Back to Arlo, he’s getting bigger, unsurprisingly. He’s just shed another gargantuan assortment of vests, baby grows and some pretty cool t-shirts.

The house is already beyond the point I thought it would ever reach. There’s so much stuff that needs to be moved about every day it seems. His various toys, blankets, sleeping pods, jungle gyms and cushions never seem to be in the right place when you need them.

I said to my wife the other day that “as a lifestyle, this is atrocious.” Despite her amusingly startled look, there’s clearly some truth in that. There’s barely time to tidy up. She reminded me that there are more important things in life, like making precious memories during our son’s early years.

The thing is, I don’t think he’ll remember any of this.

My first vivid memory is of my 5th birthday, when my parents gave me a paddling pool. I recall it was a warm summer’s day and I played in it for hours. Ultimately months. It’s an enduring, 42-year-old memory.

So much of what you do as a child involves fleeting interests in things, whether physical things such as favourite toys or, as you get older, hobbies and pastimes.

With hindsight, I’d have learnt another language or played an instrument; things that are more difficult to do in later life due to the combination of it taking longer and you having less time. But when I finally have the time and work is behind me, I look forward to being able to doing just that, and more besides.

But for now, I feel a weight of responsibility to ensure Arlo has the best chance to do something more enduring.

Growing the savings habit

Beyond the duty of bringing him up to be a decent human being, I want to give him a financial framework that will enable him to do the things he wants to do, so that he has the best opportunities in life.

That doesn’t mean spoiling him, which in itself would have possible negative influences, of course. What I want to do is make some steady savings for him as a child to get him started as he approaches adulthood, so he isn’t saddled with debt from the word go.

And educating him in the ways of saving and spending so that he makes sensible choices long after we’ve gone, and passes that habit on down the generations.

The younger generations may not have some of the benefits of previous ones. Few will ever see a final salary pension scheme or regular, double-digit pay rises, but they do have the benefit of hindsight and (hopefully) some wisdom; provided we give it to them.

Some early savings to help him climb the first rung of the housing ladder, a habit that encourages him to put money aside for a rainy day (which is when a roof actually leaks), and an eye on the longer term by saving into available pension schemes is a pretty good start.

Keeping the good habits going

Some estimates suggest that one in three people born now could live until 100. If Arlo’s one of them, then he has 100 years; perhaps 20 for us to help him save, 50 for him to save and 30 years for him to spend it later.
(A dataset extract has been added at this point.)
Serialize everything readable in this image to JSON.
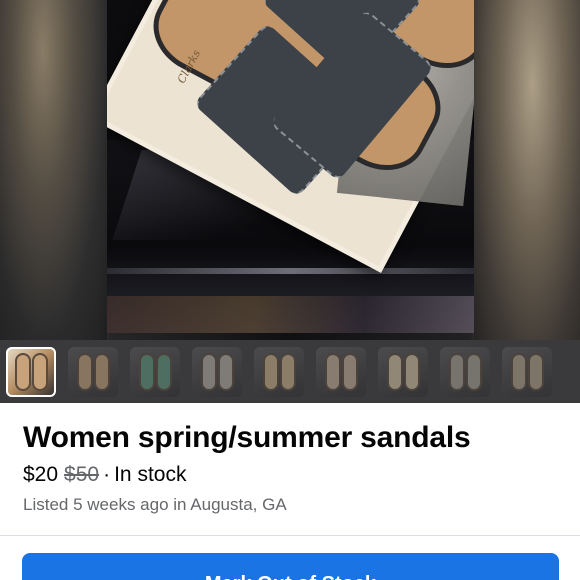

By any measure, having such long time horizons provides plenty of affordable options such as ISAs and workplace pensions to keep him financially secure. Our challenge is just to ensure that our respective savings habits are enduring, so that we’ve got a lot to look forward to, too.

The views expressed here are those of the author, not Standard Life.

Your pension is an investment – its value can go down or up and may be worth less than what was paid in.

This article shouldn’t be taken as financial advice and is based on our understanding in July 2018.